Comme ça, Laurent Gbagbo est candidat à la présidentielle de 2025 ! On devrait même ajouter « déjà », puisque c'est en octobre de l'année prochaine que le scrutin aura lieu.
Mais à 18 mois de l'échéance, le Parti des peuples africains-Côte d'Ivoire (PPA-CI) l'a désigné puis investi à l'issue d'une convention tenue le vendredi 10 mai 2024 à l'hôtel Ivoire de Cocody, devant des milliers de militants.
Un choix accepté de bon coeur naturellement par l'ex-enfant terrible de Gagnoa, lequel s'engage à ne faire qu'un mandat une fois élu. Morceaux choisis : « J'accepte d'être votre candidat pour aller à la bataille parce qu'il s'agit de la Côte d'Ivoire et de l'Afrique » ; « Je suis candidat pour 2025 et je pense que je vais faire un seul mandat seulement pour fixer les clous. Ils ont tellement mal géré qu'il faut fixer les clous » ; « Donnez-moi le pouvoir, je vous le rendrai. Les gens croient que gérer un pays, c'est une affaire d'économiste. Ce n'est pas vrai. De Gaulle, Pompidou, Jacques Chirac n'étaient pas des économistes. C'est l'homme qui décide de la politique économique et moi, je suis fier d'être historien »(SIC).
Mais une chose est d'être choisi comme le porte-drapeau de sa formation politique et une autre est d'être effectivement candidat le moment venu. Et là, force est de reconnaître qu'il y a loin de la manifestation de la prétention à la réalisation du voeu. Car sauf évolution ultérieure de sa situation judiciaire, le Woody de Mama, à l'heure où il était investi, ne pouvait pas faire acte de candidature. En effet, et cela ne remonte pas jusqu'à Mathusalem, il a été condamné à 20 ans de réclusion dans le casse de la BCEAO de Bouaké pendant la rébellion. Tant d'années après et après être passé par la case CPI, il est rentré d'exil le 17 juin 2021 et a bénéficié d'une grâce présidentielle. Ce qui n'arrange pas ses affaires, lui qui aurait préféré une amnistie en bonne et due forme qui aurait eu l'heur de rendre de nouveau vierge son casier judiciaire. Chose que le président Alassane Dramane Ouattara (ADO) ne semble pas près de faire jusque-là.
Déchu donc de ses droits civiques, le citoyen Laurent Koudou Gbagbo n'a d'ailleurs pas pu s'inscrire sur les listes électorales.

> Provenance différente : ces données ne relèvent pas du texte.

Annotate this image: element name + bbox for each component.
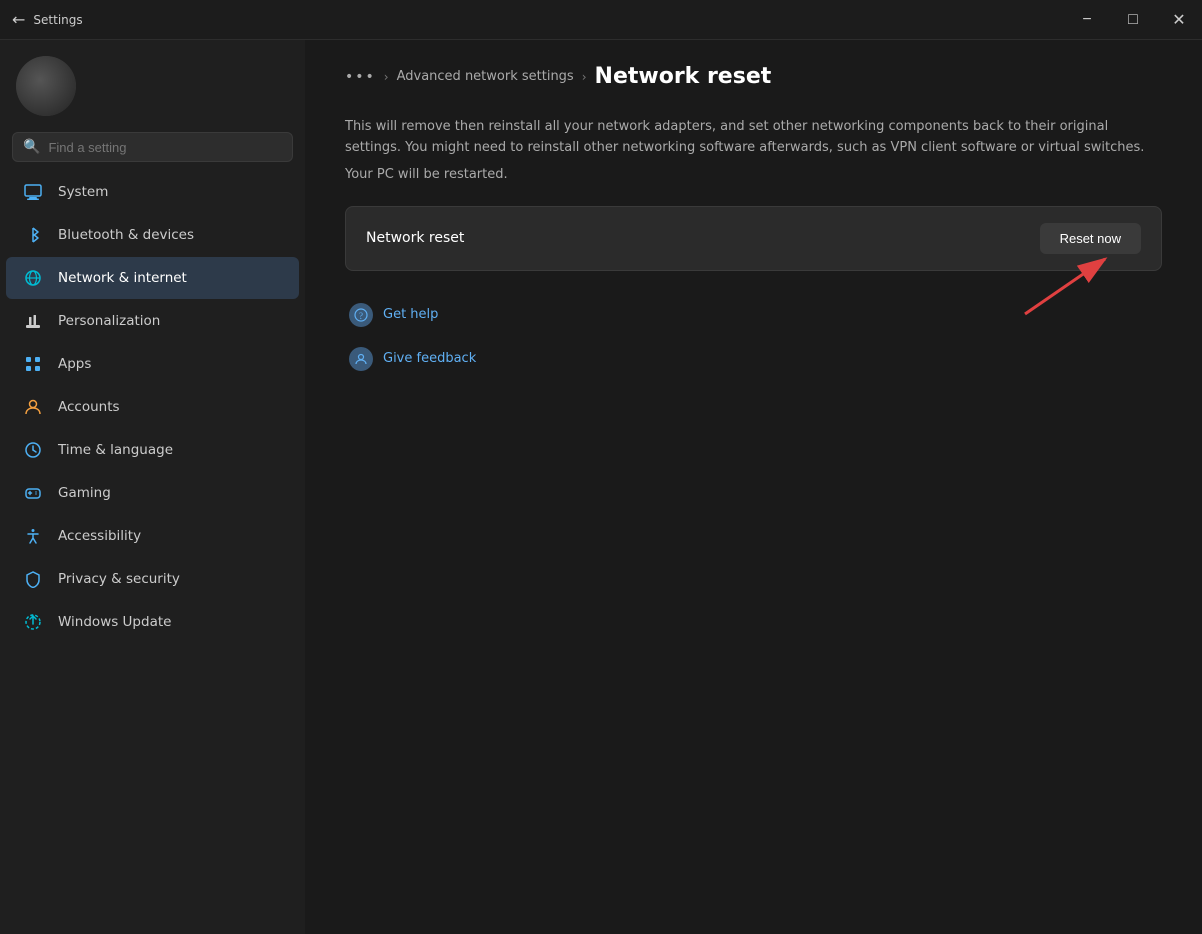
privacy-icon xyxy=(22,568,44,590)
sidebar-item-time[interactable]: Time & language xyxy=(6,429,299,471)
profile-section xyxy=(0,40,305,128)
app-container: 🔍 System Bluetooth & devices xyxy=(0,40,1202,934)
minimize-button[interactable]: − xyxy=(1064,0,1110,40)
personalization-icon xyxy=(22,310,44,332)
sidebar-item-system[interactable]: System xyxy=(6,171,299,213)
sidebar-label-network: Network & internet xyxy=(58,270,187,286)
time-icon xyxy=(22,439,44,461)
sidebar-item-bluetooth[interactable]: Bluetooth & devices xyxy=(6,214,299,256)
avatar xyxy=(16,56,76,116)
search-input[interactable] xyxy=(48,140,282,155)
sidebar-item-network[interactable]: Network & internet xyxy=(6,257,299,299)
sidebar-item-accessibility[interactable]: Accessibility xyxy=(6,515,299,557)
network-reset-card: Network reset Reset now xyxy=(345,206,1162,271)
sidebar: 🔍 System Bluetooth & devices xyxy=(0,40,305,934)
breadcrumb: ••• › Advanced network settings › Networ… xyxy=(345,64,1162,89)
get-help-link[interactable]: ? Get help xyxy=(345,295,1162,335)
network-icon xyxy=(22,267,44,289)
sidebar-label-privacy: Privacy & security xyxy=(58,571,180,587)
gaming-icon xyxy=(22,482,44,504)
accessibility-icon xyxy=(22,525,44,547)
content-area: ••• › Advanced network settings › Networ… xyxy=(305,40,1202,934)
breadcrumb-current: Network reset xyxy=(595,64,772,89)
sidebar-label-bluetooth: Bluetooth & devices xyxy=(58,227,194,243)
sidebar-label-accounts: Accounts xyxy=(58,399,120,415)
sidebar-label-accessibility: Accessibility xyxy=(58,528,141,544)
titlebar-left: ← Settings xyxy=(12,10,83,29)
restart-note: Your PC will be restarted. xyxy=(345,167,1162,182)
avatar-image xyxy=(16,56,76,116)
sidebar-label-update: Windows Update xyxy=(58,614,171,630)
get-help-label: Get help xyxy=(383,307,438,322)
apps-icon xyxy=(22,353,44,375)
network-reset-label: Network reset xyxy=(366,230,464,246)
sidebar-label-system: System xyxy=(58,184,108,200)
breadcrumb-sep-1: › xyxy=(384,70,389,84)
reset-now-button[interactable]: Reset now xyxy=(1040,223,1141,254)
give-feedback-label: Give feedback xyxy=(383,351,476,366)
page-description: This will remove then reinstall all your… xyxy=(345,117,1162,159)
give-feedback-link[interactable]: Give feedback xyxy=(345,339,1162,379)
back-icon[interactable]: ← xyxy=(12,10,25,29)
bluetooth-icon xyxy=(22,224,44,246)
sidebar-item-personalization[interactable]: Personalization xyxy=(6,300,299,342)
accounts-icon xyxy=(22,396,44,418)
close-button[interactable]: ✕ xyxy=(1156,0,1202,40)
sidebar-item-gaming[interactable]: Gaming xyxy=(6,472,299,514)
titlebar: ← Settings − □ ✕ xyxy=(0,0,1202,40)
content-wrapper: ••• › Advanced network settings › Networ… xyxy=(345,64,1162,379)
sidebar-label-apps: Apps xyxy=(58,356,91,372)
sidebar-label-personalization: Personalization xyxy=(58,313,160,329)
sidebar-nav: System Bluetooth & devices Network & int… xyxy=(0,170,305,644)
maximize-button[interactable]: □ xyxy=(1110,0,1156,40)
sidebar-label-gaming: Gaming xyxy=(58,485,111,501)
breadcrumb-parent[interactable]: Advanced network settings xyxy=(397,69,574,84)
breadcrumb-dots[interactable]: ••• xyxy=(345,69,376,85)
svg-text:?: ? xyxy=(359,311,363,321)
sidebar-item-accounts[interactable]: Accounts xyxy=(6,386,299,428)
titlebar-controls: − □ ✕ xyxy=(1064,0,1202,40)
breadcrumb-sep-2: › xyxy=(582,70,587,84)
search-icon: 🔍 xyxy=(23,139,40,155)
titlebar-title: Settings xyxy=(33,13,82,27)
give-feedback-icon xyxy=(349,347,373,371)
sidebar-item-privacy[interactable]: Privacy & security xyxy=(6,558,299,600)
help-links: ? Get help Give feedback xyxy=(345,295,1162,379)
get-help-icon: ? xyxy=(349,303,373,327)
search-box[interactable]: 🔍 xyxy=(12,132,293,162)
update-icon xyxy=(22,611,44,633)
sidebar-item-update[interactable]: Windows Update xyxy=(6,601,299,643)
system-icon xyxy=(22,181,44,203)
sidebar-label-time: Time & language xyxy=(58,442,173,458)
sidebar-item-apps[interactable]: Apps xyxy=(6,343,299,385)
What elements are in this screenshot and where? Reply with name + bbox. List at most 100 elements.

Comment donc quelqu'un qui ne peut déjà pas être électeur pourrait-il réussir le tour de force d'être éligible ? On comprend donc que vendredi dernier, il ait appelé les politiciens à « apporter l'apaisement aux Ivoiriens ». Pour ainsi dire, le « gnaga » présidentiel, comme on le dit du côté de la lagune Ebrié, a déjà commencé. Cela d'autant plus que dans le même temps, les partisans d'ADO l'appellent de plus en plus ouvertement à se présenter et à prendre le départ de la course à la magistrature suprême après la modification constitutionnelle opérée en mars 2020 et qui lui permettrait de se taper un second et dernier mandat.
La guerre de tranchées politique est donc déjà ouverte sur un champ de bataille qui n'était déjà pas totalement apaisé. Et d'ici là, beaucoup d'eau peut encore couler sous les ponts. Le parcours du combattant du soldat Gbagbo ne fait donc que commencer.